OO won that clash. Why? Because OG's entire case rested on a distinction (emphasis on struggle vs. emphasis on triumph) which OO showed wasn't real. The judge didn't need to decide whether nationalism was bad. They needed to decide whether OG had proven their policy produces a meaningfully different outcome. OO showed they hadn't.
That's the kind of reasoning you need to track. The clash wasn't about who had the better values. It was about whose mechanism held up under scrutiny.
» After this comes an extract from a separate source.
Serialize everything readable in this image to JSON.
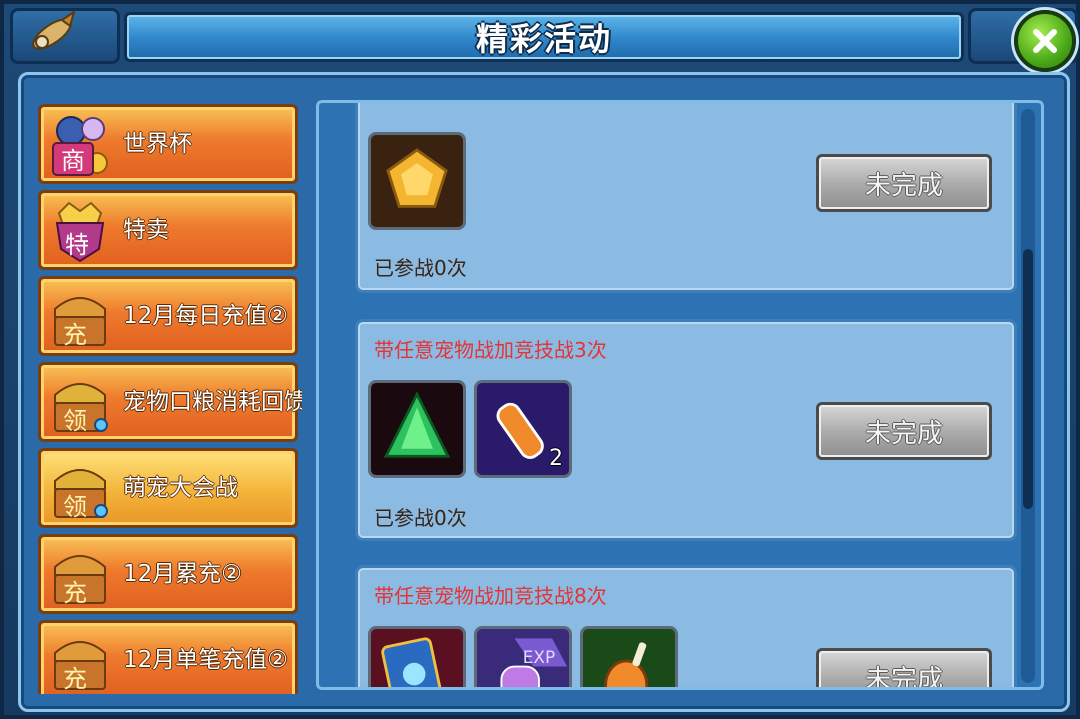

Another example: a debate on whether e-sports should use franchise models or open qualifiers. Opening Opposition argued the qualifier model creates bigger fanbases, which matters because viewers vastly outnumber players. Closing Opposition argued something different: small organizations need open qualifiers to enter the competitive scene, because franchise models lock them out. The judge ranked CO above OO because CO's argument was less contingent on specific mechanics and more structurally sound. It didn't matter which qualifier format you used. The barrier-to-entry point held regardless.
Notice what the judge did there: they didn't just pick the "better" argument. They evaluated which argument was more likely to be true across different scenarios. That's probability reasoning applied to adjudication.
Common new-judge mistakes
Judging on agreement. You agree with the government's position on climate change, so you rank them higher even though opposition ran better arguments. Catch yourself doing this.
Judging on speaking ability. A speaker is confident, funny, and charismatic. Their arguments are thin and poorly structured. Another speaker is nervous and stammers, but their case is airtight. The second speaker should rank higher. Delivery matters when arguments are otherwise equal. It should never override substance.
Giving credit for things you thought of. A team doesn't make an argument, but you can see where they were going with it. You fill in the gap yourself and credit them for it. Don't do this. If they didn't say it clearly enough for the average reasonable person to follow, it doesn't count.
Punishing a team for an argument you dislike. The motion is about a controversial topic and a team takes a position you find distasteful. If their arguments are well-structured and persuasive, they deserve credit. Your moral objections are not relevant to the call unless the team's arguments rely on claims which the average reasonable person would reject (outright factual falsehoods, for example).